Grant supports sequencing of cancer genes to improve diagnosis and treatment.

The Genome Sequencing Center at Washington University School of Medicine in St. Louis has been awarded a $156 million, four-year grant to use DNA sequencing to unlock the secrets of cancer and other human diseases.


The grant is one of only three given by the NHGRI to U.S. sequencing centers. The funds also will be used to improve scientists’ understanding of the human genome and to sequence the genomes of non-human primates and microbes.


“The Human Genome Project gave us the blueprint of the human genome, and now we’re ready to comb that genome to find genetic changes that underlie the development of cancer and sustain its growth,” says Richard Wilson, Ph.D., director of Washington University’s Genome Sequencing Center. “We strongly believe that a genome-wide understanding of cancer will ultimately lead to the development of new diagnostic tests and more effective treatments.”


Genetic errors, or mutations, are known to accumulate in normal cells, ushering in a transformation that can eventually lead to cancer. An estimated 300 genes involved in cancer are already known, and a more in-depth search could identify numerous others that determine, among other things, how aggressive a particular tumor is or which drugs might work best to treat it.


The cancer gene sequencing effort is part of The Cancer Genome Atlas, a joint pilot project of the NHGRI and the National Cancer Institute that will initially focus on identifying small changes, like duplications or deletions of genetic material, in three types of cancer: ovarian, lung, and glioblastoma, an aggressive brain tumor.


The new research involves sequencing a patient’s tumor DNA and comparing it to a normal DNA sample from the same patient to identify changes that may be important to cancer.

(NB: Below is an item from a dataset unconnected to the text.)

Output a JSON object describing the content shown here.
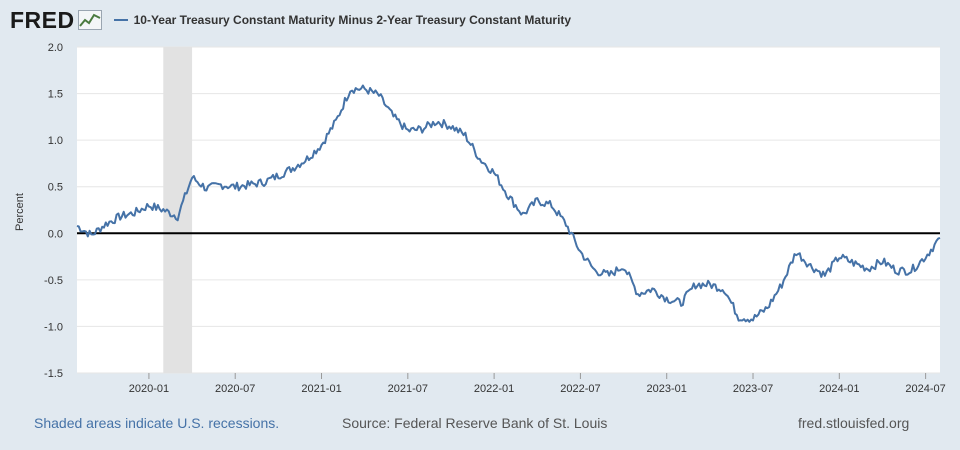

“We think that cancer at the level of the genome, while complex, can be characterized,” says Elaine Mardis, Ph.D., co-director of the Genome Sequencing Center. “Our funding will be directed at a genome-wide understanding of cancer-specific mutations that, for the first time, will enable us to discover and catalogue this information as a first step to finding cancer cures.”


The researchers will also sequence the genes involved in other diseases and the entire X chromosome, to identify genes involved in X-linked diseases, such as hemophilia and Fragile X.